八数码问题
搜索算法学问不小...
总结:
1. 状态表示用整数最快, 可是转化状态的代码不好写, 用字符串挺爽的, 可有些地方涉及到数字运算, 代码又不自然, 整来整去, 还是用byte[]好了...性能没比字符串强多少...
2. open表用LinkedList就挺好, 支持队列和堆栈两种模型, 这点在双向广度优先搜索时候挺方便, closed表千万别用List类型, 用HashMap或者HashSet性能上才可接受, 而且前者优于后者...
3. 完美哈希函数, 也就是那个全排列的哈希函数, 能够不浪费一点儿空间, 实现一一映射, 函数的设计涉及到变进制数的概念, 数学的力量还是无比强大地...
4. 双向广度优先搜索区分方向要用两个open和closed, 相遇时刻拿出另一个方向上状态相同的节点比较麻烦, 需要考虑究竟用什么当做键, 用什么当做值, 把两个方向上的搜索代码抽取到一个方法中会使性能降低很多, 且需要抛异常来结束算法, 不抽取则代码又挺难看, 难办. 双向广度优先搜索路径输出是个麻烦事儿, 索性砍掉State类中记录动作的属性, 在输出grid的时候现算更挺好, 方便且免转化...
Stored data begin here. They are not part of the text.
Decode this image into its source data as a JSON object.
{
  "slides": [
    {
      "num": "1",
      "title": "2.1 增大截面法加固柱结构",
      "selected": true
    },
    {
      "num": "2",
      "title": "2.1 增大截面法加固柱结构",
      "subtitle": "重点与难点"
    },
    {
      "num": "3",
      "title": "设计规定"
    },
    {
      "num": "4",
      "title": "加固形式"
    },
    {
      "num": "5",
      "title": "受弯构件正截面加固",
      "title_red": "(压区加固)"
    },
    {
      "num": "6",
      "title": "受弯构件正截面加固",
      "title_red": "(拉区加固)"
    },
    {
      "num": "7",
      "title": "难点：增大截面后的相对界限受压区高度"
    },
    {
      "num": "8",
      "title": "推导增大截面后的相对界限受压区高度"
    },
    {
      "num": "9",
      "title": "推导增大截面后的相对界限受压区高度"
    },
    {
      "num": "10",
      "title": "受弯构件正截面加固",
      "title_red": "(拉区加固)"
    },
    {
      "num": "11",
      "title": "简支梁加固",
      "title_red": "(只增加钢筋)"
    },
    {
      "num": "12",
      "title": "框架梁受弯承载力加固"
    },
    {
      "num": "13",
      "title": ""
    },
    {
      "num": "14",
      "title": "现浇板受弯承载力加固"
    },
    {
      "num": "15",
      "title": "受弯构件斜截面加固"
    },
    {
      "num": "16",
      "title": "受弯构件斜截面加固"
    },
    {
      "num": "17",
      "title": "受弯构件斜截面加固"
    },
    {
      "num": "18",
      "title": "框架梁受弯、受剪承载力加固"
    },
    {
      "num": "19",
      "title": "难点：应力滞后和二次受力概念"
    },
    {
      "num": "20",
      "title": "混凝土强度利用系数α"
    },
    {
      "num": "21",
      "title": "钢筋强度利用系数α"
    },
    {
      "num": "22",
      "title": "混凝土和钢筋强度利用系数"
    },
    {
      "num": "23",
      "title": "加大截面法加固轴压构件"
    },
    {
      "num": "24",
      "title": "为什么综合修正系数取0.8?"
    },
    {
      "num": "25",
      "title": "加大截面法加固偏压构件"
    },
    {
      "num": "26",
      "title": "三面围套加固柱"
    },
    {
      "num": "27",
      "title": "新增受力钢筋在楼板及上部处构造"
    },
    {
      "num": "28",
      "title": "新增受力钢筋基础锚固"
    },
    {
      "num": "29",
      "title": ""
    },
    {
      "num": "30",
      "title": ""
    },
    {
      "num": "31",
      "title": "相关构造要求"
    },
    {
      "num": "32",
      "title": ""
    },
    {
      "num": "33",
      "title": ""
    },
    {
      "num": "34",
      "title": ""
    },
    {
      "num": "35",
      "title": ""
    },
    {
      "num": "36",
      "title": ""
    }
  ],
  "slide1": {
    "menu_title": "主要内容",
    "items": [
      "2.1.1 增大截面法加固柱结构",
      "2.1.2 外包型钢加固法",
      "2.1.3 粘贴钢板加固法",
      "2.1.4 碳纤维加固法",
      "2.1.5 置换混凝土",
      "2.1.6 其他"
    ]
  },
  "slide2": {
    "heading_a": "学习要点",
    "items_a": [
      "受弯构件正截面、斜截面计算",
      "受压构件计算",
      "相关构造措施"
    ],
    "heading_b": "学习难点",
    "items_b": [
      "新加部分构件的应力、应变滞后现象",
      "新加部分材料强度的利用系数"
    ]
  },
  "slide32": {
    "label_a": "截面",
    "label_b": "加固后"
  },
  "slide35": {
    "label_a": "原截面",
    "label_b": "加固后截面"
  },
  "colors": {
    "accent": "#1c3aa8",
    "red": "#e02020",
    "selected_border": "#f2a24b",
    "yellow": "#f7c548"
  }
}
5. 编程上的细节, 什么该预先算出, 用什么方法实现节点扩展最爽, 怎么实现demo最酷, 怎么来考察运行性能, 这些都需要加强...
下面给出代码...
普通广度优先搜索:
LinkedList<State> open = new LinkedList<State>();
Map<State, Integer> closed = new HashMap<State, Integer>();
State now;
List<State> nodes;
public void search() {
open.add(EightNum.src);
while (!open.isEmpty()) {
now = open.poll();
closed.put(now, 0);
if (now.equals(EightNum.des))
break;
nodes = EightNum.expend(now);
for (State n : nodes)
if (!closed.containsKey(n))
open.add(n);
}
EightNum.showPath(now, null);
}
双向广度优先搜索:
LinkedList<State> open1 = new LinkedList<State>();
LinkedList<State> open2 = new LinkedList<State>();
Map<Integer, State> closed1 = new HashMap<Integer, State>();
Map<Integer, State> closed2 = new HashMap<Integer, State>();
State now, s;
List<State> nodes;
public void search() {
State end1 = EightNum.src;
State end2 = EightNum.des;
open1.add(end1);
open2.add(end2);
while (!open1.isEmpty() || !open2.isEmpty()) {
if (!open1.isEmpty()) {
do {
now = open1.poll();
closed1.put(now.hashCode(), now);
nodes = EightNum.expend(now);
for (State n : nodes)
if ((s = closed2.get(n.hashCode())) != null) {
EightNum.showPath(now, s);
return;
} else if (!closed1.containsKey(n.hashCode()))
open1.add(n);
} while (!now.equals(end1));
end1 = open1.peekLast();
}
if (!open2.isEmpty()) {
do {
now = open2.poll();
closed2.put(now.hashCode(), now);
nodes = EightNum.expend(now);
for (State n : nodes)
if ((s = closed1.get(n.hashCode())) != null) {
EightNum.showPath(s, now);
return;
} else if (!closed2.containsKey(n.hashCode()))
open2.add(n);
} while (!now.equals(end2));
end2 = open2.peekLast();
}
}
}
A*算法:
PriorityQueue<State> open = new PriorityQueue<State>(256,
new Comparator<State>() {
public int compare(State s1, State s2) {
return s1.G + s1.H - s2.G - s2.H;
}
});
Map<State, Integer> closed = new HashMap<State, Integer>();
State now;
List<State> nodes;
public void search() {
EightNum.src.G = 0;
EightNum.src.H = manhattan(EightNum.src.grid);
open.add(EightNum.src);
while (!open.isEmpty()) {
now = open.poll();
closed.put(now, 0);
if (now.equals(EightNum.des))
break;
nodes = EightNum.expend(now);
for (State n : nodes)
if (!closed.containsKey(n)) {
n.G = now.G + 1;
n.H = manhattan(n.grid);
open.add(n);
}
}
EightNum.showPath(now, null);
}
private int manhattan(byte[] bs) {
byte[] tmp = EightNum.getXYs(bs);
int sum = 0;
for (int i = 0; i < 8; i++)
sum += Math.abs(tmp[i] / 3 - EightNum.XYs[i] / 3)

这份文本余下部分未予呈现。